Une stratégie de candidatures de précaution
En lieu et place d’une légitime colère alimentée par l’incertitude sur l’issue de la lutte ou d’un abandon du match qui déroulera le tapis rouge à M. Ouattara, par conséquent, celui-ci activera le rouleau compresseur contre le peuple et l’opposition qui l’incarne.
De ce qui précède et étant donné que tu as engendré plusieurs GBAGBO capables de relever le défi, je propose que tu autorises, en plus de ta candidature, deux ou trois autres Camarades à déposer leurs dossiers de candidature et qu’une Convention extraordinaire puisse choisir le candidat du Parti parmi ceux qui passeront au filtre du Conseil Constitutionnel.
Ces candidatures ne sont pas des candidatures de substitution à la tienne mais des candidatures de précaution.
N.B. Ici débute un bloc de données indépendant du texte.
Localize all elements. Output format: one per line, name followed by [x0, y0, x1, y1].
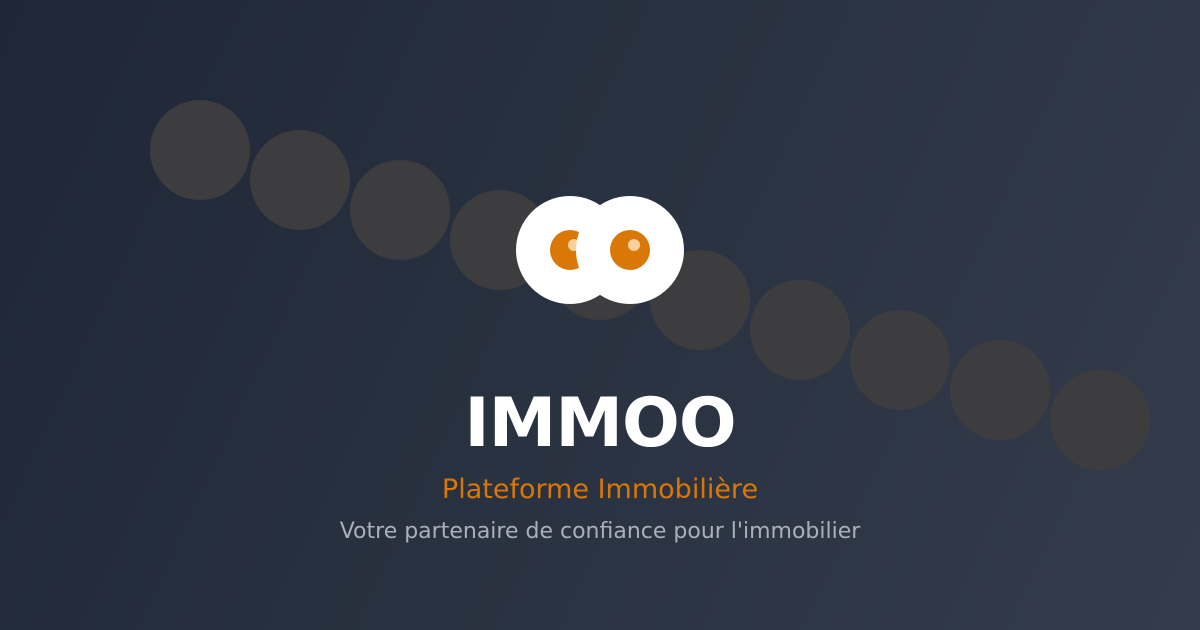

Elles deviennent caduques au cas où ta candidature est retenue par une solution politique.
Éviter la politique de la chaise vide
Il faut éviter de répéter la politique de la chaise vide au risque de vider le Parti de sa substance non idéologique et non résiliente après les élections de 2025 et de perdre toute influence sur la scène politique.
Cette stratégie est l’unique condition pour éviter au PPACI une absence à ce grand rendez-vous de l’Histoire. Ce qui permettra à notre pays de s’échapper du monde en déclin et d’être à la table des Grands pour la conception et la mise en œuvre d’un monde multipolaire et d’un destin commun avec l’Alliance des Etats du Sahel, de l’Afrique de l’Ouest et du continent Africain.
Une transition civile de deux ans
Je propose, en cas de victoire de notre candidat, une transition civile de deux ans, à toute la classe politique et à la société civile, pour rendre justice et honneur au peuple qui a tant souffert et tant perdu, et aux leaders politiques injustement exclus du jeu politique afin d’asseoir les bases de la Côte d’Ivoire réconciliée, souveraine et panafricaniste, sur les fondations d’une démocratie durable dans un monde multipolaire.
Je te prie d’agréer, Camarade Président, l’expression de ma très haute et déférente considération.